During the early 1920s O'Neill formed with Robert Edmond Jones and Kenneth Macgowan, a gifted producer, a "Triumvirate" that ran the Experimental Theater at the Provincetown Playhouse. While still married to Agnes, O'Neill used the help of his friend Macgowan to send roses to the beautiful actress Carlotta Monterey. O'Neill's second marriage ended in 1929. In the same year he married Carlotta Monterey, with whom he first settled in France, then in Sea Island, Georgia, and finally in California. O'Neill saw his children infrequently. He disinherited his son Shane because he did not approve of his son's life style, and his daughter Oona, because at the age of eighteen she married Charles Chaplin.
The Pulitzer winning BEYOND THE HORIZON (pub. 1920) was O'Neill's first important play. The story depicts two brothers, Andrew, the elder a practical realist, and the younger, Robert, a poetic idealist. Robert is incapable of managing the family farm. When Andrew returns from a long voyage, successful and wealthy, he finds Robert dying of tuberculosis. On his deathbed, Robert still dreams of freedom beyond the horizon. After H.L. Mencken's criticism of WELDED (1924) O'Neill wrote to the critic George Jean Nathan: "Damn that word, 'realism!' When I first spoke to you of the play as a 'last word in realism,' I meant something 'really real,' in the sense of being spiritually true, not meticulously life-like." (from Selected Letters of Eugene O'Neill, edited by Travis Bogard and Jackson R. Bryer, 1988)
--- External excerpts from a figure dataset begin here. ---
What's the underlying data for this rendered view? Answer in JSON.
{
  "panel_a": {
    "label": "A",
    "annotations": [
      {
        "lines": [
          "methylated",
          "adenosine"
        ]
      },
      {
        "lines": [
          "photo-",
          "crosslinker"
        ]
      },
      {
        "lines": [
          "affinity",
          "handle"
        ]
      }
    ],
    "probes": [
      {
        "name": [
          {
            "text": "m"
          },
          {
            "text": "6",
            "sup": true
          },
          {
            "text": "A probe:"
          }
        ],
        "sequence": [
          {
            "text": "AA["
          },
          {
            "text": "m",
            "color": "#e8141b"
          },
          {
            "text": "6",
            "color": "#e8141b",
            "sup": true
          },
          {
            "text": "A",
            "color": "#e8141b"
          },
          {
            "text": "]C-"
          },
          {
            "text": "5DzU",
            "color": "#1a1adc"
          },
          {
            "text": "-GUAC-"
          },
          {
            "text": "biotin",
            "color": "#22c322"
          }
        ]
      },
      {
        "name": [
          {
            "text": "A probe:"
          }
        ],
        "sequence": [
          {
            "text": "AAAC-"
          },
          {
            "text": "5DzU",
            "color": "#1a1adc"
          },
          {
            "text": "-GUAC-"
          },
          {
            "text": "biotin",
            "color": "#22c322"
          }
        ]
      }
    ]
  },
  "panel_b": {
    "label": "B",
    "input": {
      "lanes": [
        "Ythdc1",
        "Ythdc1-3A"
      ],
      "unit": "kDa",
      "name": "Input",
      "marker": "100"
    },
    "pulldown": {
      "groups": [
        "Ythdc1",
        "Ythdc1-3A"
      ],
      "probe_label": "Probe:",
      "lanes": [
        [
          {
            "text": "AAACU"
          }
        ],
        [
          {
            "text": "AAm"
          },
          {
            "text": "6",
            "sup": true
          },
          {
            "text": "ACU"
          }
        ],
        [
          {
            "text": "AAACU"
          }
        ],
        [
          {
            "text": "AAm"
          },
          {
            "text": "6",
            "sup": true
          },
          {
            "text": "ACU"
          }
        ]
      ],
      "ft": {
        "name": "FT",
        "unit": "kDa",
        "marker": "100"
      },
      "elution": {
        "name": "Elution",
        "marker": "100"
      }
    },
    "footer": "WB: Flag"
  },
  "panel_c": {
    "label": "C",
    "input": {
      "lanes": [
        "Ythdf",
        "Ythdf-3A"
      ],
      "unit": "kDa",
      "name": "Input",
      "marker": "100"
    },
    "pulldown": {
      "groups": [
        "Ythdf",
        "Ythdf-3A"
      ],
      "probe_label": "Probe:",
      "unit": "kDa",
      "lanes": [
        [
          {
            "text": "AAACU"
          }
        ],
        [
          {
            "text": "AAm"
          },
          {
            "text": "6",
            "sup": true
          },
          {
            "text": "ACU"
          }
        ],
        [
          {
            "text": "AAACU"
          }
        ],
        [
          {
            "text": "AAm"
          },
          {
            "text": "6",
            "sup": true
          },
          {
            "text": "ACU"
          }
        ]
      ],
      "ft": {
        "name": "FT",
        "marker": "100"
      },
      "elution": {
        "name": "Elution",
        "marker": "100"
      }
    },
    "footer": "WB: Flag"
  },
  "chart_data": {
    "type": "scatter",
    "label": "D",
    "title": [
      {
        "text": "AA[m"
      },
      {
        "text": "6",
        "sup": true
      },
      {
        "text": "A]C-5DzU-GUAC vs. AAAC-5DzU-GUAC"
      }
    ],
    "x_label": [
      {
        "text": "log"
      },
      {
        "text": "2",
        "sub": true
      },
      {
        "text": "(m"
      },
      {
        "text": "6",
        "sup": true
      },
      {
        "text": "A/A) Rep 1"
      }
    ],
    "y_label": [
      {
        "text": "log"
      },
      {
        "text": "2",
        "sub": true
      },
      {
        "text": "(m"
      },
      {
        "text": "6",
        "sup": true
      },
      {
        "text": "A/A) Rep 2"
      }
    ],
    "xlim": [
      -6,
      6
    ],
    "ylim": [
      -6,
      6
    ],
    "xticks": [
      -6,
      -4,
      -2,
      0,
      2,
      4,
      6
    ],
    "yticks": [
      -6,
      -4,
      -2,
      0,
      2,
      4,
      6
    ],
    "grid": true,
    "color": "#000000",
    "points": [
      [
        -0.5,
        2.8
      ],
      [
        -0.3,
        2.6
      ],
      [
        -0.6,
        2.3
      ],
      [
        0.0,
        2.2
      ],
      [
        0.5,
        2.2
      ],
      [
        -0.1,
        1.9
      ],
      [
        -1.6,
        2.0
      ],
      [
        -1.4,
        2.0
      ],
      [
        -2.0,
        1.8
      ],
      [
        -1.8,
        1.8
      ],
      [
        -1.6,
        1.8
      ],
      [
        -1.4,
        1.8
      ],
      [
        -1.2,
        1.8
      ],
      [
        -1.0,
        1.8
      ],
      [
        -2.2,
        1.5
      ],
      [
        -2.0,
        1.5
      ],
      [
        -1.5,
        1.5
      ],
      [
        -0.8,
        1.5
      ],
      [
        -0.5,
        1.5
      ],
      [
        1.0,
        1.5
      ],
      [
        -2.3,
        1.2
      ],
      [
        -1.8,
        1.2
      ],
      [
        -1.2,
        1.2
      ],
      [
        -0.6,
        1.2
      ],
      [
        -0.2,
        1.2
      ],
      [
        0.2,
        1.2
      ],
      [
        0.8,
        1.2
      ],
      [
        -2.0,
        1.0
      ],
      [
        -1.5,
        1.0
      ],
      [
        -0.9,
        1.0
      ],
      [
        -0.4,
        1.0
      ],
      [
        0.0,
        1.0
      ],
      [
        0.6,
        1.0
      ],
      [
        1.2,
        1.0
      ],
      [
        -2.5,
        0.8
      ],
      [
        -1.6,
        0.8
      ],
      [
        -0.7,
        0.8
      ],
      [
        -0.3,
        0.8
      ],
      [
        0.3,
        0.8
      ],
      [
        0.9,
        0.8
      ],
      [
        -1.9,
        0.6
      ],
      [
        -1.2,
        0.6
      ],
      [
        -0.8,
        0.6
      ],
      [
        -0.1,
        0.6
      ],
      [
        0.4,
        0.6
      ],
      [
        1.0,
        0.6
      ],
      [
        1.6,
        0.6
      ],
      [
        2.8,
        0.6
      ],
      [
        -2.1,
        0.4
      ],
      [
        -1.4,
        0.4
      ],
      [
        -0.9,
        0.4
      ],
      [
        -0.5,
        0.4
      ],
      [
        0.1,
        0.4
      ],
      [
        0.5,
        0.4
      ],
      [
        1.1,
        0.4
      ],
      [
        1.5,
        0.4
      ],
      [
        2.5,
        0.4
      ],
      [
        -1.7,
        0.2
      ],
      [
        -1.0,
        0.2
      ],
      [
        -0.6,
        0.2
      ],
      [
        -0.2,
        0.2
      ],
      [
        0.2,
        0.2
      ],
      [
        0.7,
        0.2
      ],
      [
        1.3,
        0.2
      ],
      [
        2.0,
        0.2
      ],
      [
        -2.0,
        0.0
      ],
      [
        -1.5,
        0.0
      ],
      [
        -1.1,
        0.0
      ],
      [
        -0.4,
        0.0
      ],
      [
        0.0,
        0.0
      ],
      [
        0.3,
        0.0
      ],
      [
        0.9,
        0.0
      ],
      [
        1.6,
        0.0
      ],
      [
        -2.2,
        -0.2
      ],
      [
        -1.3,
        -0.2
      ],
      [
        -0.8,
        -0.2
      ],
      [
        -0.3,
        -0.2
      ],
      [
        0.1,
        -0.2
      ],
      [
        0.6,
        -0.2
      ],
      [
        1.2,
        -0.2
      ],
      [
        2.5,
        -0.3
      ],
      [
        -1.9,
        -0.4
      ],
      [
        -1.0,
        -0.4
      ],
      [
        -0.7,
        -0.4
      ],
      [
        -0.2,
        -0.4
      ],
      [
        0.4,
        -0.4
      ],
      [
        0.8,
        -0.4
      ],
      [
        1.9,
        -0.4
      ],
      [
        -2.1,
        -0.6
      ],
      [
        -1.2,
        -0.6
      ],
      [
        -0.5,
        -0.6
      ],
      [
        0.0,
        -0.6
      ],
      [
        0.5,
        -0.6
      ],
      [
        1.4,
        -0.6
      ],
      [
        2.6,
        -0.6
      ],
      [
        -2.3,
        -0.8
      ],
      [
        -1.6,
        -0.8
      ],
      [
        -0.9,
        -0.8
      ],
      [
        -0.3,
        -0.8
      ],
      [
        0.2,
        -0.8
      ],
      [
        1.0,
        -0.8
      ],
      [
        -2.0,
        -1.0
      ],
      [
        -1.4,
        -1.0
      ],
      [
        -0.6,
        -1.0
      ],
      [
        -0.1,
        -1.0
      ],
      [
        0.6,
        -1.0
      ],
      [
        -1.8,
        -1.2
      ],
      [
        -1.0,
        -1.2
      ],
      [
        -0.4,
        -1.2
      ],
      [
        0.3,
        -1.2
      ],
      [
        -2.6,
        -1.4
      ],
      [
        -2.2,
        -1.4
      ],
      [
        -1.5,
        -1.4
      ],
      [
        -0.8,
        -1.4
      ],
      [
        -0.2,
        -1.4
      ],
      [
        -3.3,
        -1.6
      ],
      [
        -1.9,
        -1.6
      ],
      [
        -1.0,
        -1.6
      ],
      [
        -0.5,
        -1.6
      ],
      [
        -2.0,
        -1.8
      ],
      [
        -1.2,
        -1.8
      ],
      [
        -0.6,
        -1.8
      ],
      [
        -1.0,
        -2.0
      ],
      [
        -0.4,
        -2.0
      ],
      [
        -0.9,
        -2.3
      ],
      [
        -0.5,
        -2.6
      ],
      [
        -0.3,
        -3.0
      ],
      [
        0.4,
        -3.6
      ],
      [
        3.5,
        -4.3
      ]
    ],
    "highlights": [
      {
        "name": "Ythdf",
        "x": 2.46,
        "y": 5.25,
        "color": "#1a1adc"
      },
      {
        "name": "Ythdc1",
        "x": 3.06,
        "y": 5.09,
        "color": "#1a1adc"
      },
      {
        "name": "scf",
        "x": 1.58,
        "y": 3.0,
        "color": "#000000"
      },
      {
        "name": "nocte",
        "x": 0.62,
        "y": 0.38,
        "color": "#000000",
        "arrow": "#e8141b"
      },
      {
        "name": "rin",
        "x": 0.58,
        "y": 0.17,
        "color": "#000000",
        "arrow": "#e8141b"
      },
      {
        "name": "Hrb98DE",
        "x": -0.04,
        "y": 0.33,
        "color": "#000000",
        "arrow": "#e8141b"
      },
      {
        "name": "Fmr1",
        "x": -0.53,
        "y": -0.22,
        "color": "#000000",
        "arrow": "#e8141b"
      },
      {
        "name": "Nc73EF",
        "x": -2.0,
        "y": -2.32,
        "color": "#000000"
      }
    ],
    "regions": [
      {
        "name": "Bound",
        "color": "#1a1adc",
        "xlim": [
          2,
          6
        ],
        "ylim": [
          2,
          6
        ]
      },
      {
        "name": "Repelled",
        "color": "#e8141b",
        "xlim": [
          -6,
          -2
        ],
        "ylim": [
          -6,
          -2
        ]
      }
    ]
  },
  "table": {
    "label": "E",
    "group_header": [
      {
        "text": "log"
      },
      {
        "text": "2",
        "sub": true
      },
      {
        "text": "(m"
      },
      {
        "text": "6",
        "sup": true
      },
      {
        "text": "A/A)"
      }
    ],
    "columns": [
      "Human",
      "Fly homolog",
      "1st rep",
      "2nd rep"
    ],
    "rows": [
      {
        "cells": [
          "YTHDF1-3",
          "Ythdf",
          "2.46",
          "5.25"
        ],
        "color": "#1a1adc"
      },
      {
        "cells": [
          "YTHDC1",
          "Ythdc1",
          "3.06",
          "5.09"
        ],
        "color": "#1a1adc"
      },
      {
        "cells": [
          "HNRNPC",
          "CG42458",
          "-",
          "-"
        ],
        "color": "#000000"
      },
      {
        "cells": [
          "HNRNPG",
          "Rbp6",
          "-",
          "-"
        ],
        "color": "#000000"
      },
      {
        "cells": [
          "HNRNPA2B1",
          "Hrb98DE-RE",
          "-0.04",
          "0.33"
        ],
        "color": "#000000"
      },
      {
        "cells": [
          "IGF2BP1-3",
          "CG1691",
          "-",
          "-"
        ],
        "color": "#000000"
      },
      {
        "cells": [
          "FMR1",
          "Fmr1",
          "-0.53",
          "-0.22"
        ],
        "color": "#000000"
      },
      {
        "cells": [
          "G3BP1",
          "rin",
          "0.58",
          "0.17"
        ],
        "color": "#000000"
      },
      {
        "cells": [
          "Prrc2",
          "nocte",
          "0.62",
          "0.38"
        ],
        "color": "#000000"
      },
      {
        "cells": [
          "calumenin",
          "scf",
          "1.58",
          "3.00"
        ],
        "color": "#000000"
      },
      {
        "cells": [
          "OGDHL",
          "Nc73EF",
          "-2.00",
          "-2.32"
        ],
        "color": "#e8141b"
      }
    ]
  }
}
Mourning Becomes Electra, based on Aeschylus's Orestean trilogy, was O'Neill's version of the tragedy of the house of Atreus, set in 19th-century New England. The action centers around Lavinia (Electra). General Ezra Mannon, on his return from the American Civil war, is murdered by his wife Christine. Lavinia avenges her father's murder by persuading her brother, Orin (Orestes), to kill her mother's lover. The murder is followed by the suicide of the mother. Orin goes mad when he discovers that he has an incestuous passion for his sister. Lavinia locks herself in the family mansion, surrounded by the ghosts of the past.
In 1935 O'Neill began work on a cycle of eleven plays, with the theme of the turmoils of American materialism. The cycle was never completed - only two plays have survived. On his final productive period O'Neill wrote Long Day's Journey into Night, an agonized portrait of his own family, the Tyrones in the play. Again the action takes place in one room. Mary Tyrone returns to her dope addiction: "None of us can help the things life has done to us" says Mary. Edmund, based on the author himself, is stricken with tuberculosis. The play was awarded the Pulitzer Prize in 1957. HUGHIE (pub. 1959) was a story about a small time gambler, and A MOON FOR THE MISBEGOTTEN (pub. 1952) continued O'Neill's family history of the Tyrones.
The Iceman Cometh is perhaps the finest of O'Neill's tragedies. The story is set in a dockside bar on the lower west side of New York City. It concerns a group of drunken derelicts who spend their time in the back room of Henry Hope's saloon where they discuss their hopeless lives. One man wants to get back into the police force, another to be re-elected as a politician. Their daily routines are shattered when Hickey, a salesman and the son of a preacher, appears as a messiah, and encourages them to start rehabilitation. They find out that their new hero is himself a madman and murderer, who has killed his wife, and lapse once more into their comfortable world of whiskey.
Poor health prevented O'Neill from attending the Nobel ceremonies in Stockholm, Sweden. His remaining creative years were characterized by long periods of illness. After a failed production of A Moon for the Misbegotten in 1943, he wrote no major new plays. O'Neill became gradually paralyzed and he died on November 27, 1953 in Boston. He wrote 45 plays.